MONTROSE — Owners of a 94-year-old Craftsman-style home at the center of a controversial plan to raze the structure held an open house Saturday to assuage residents’ concerns that the site’s proposed five-unit apartment complex would harm the neighborhood.
The open house inside the three-bedroom, two-bathroom unit at 2128 Glenada Ave. was the first chance for many critics of the proposed complex to see the interior of what is believed to be the oldest house in Montrose.
“I’ve never been inside,” said Debbie Nicholas, president of the homeowners association of the condominium complex next door. “Now that I’ve seen it, I can say that it’s a real pity it will be torn down.”
Nicholas, like most others milling about the home Saturday, feared that the planned apartment complex — five two-story apartment buildings, each with three bathrooms and 2 1/2 bathrooms and at least two parking spaces per unit — would greatly increase traffic on the small cul-de-sac less than a mile from Montrose Avenue.
Others fear that the complex would cause property values to decrease and that the constant turnover of tenants in the proposed units would create a sense of transience on Glenada Avenue, where many residents have lived for years, including the four families that live in the remaining Craftsman-style homes.
“The reality of the situation is that it will affect parking,” said David Valencia, who lives in one of the Craftsman homes on Glenada.
Property owners Razmik Tahmasian and Gevorg Voskanian, who purchased the historic home in 2000 for about $350,000 and rented it out sporadically for the past eight years, are required to provide two parking spaces per unit. But critics say providing the minimum number will not suffice.

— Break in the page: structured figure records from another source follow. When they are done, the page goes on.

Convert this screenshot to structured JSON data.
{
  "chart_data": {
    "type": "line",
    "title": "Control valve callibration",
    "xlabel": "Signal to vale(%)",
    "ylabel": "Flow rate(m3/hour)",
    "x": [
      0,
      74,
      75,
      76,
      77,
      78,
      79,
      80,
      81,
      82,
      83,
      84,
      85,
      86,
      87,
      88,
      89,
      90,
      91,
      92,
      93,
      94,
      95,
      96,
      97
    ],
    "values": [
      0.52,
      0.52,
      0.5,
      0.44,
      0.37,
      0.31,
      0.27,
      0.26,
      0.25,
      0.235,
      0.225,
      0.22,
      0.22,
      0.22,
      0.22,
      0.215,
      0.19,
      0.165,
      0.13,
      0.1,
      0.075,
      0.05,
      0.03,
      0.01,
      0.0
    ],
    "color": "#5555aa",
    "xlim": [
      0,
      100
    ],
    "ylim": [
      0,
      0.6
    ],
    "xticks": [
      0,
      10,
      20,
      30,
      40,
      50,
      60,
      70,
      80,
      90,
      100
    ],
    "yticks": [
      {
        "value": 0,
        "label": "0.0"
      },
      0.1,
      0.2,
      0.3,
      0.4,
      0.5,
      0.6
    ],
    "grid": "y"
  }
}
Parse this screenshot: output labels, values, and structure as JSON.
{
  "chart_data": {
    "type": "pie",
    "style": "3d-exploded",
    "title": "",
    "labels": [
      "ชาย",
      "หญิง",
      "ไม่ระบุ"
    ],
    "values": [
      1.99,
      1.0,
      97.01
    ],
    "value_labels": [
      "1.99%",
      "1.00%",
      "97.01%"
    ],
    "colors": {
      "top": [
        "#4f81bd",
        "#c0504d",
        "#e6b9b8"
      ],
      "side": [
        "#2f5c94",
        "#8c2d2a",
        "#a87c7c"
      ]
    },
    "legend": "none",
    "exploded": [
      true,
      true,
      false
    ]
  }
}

“You’re going to have 10 more cars on the street,” Valencia said. “It’s a worst-case scenario, but it is a scenario.”
Though opposed to the project, Valencia and others marveled at the architectural renderings made available for residents to peruse.
“The plans are beautiful,” he said.
Those plans include maintaining some of the old-world charm of the nearly 100-year-old home, such as preserving the historic stone wall that lines the front of the property and keeping the hulking Deodara tree on the front lawn, said architect Bruce Labins.
“This is a vintage property, and people are emotional,” he said. “I understand that. We’re very conscientious of the history.”
Labins said he will use “top quality” materials for the complex, which would comprise three two-story units on the west side of the property to be connected by a bridge to the two two-story units on the east side. A courtyard is planned for the middle with a common open space in the back and more green space proposed for the front yard.
Several Jacaranda and Crape Myrtle trees will line the property that will sit atop a subterranean garage, where Labins said he could add more parking spaces to alleviate neighbors’ fears that Glenada Avenue would be inundated with cars.
Labins proposed eliminating the laundry room areas now planned for each of the five garage spaces, which would free up space to add one more car to the lot that could subtract one car from the street.
The idea gained some favor from concerned residents, but Valencia doubted the plan would work.
“It’s tandem parking. It won’t be easy getting in or out,” he said. “That’s a concern because they’ll just want to park on the street.”
Officials hope to begin construction by the end of this year, but must first either demolish the property or give it to someone willing to move the home to another location.
Tahmasian has entertained at least two offers to relocate the home — one he considers serious from Glendale residents Mark Zuckerman and Thelma Salaya, who are searching for a suitable lot.
If the pair cannot find an appropriate lot, Tahmasian and Voskanian, principals at the La Crescenta-based Voskanian Construction Inc., will tear the house down, which they have had the right to do since receiving a demolition permit from the Los Angeles County Regional Planning Commission on March 6.
That permit is set to expire in September, and whether Tahmasian files for an extension or moves ahead with plans to raze the house remains to be seen, he said.
Of the dozen residents who attended the open house Saturday, many seemed resigned to the fact that the apartment will likely be erected on Glenada Avenue, but promised not to stop talking about what they view will be an eyesore in the community.
“The density is just too high,” said Robert Williams, who lives in the condominium complex next door. “It’s just too much for this lot.”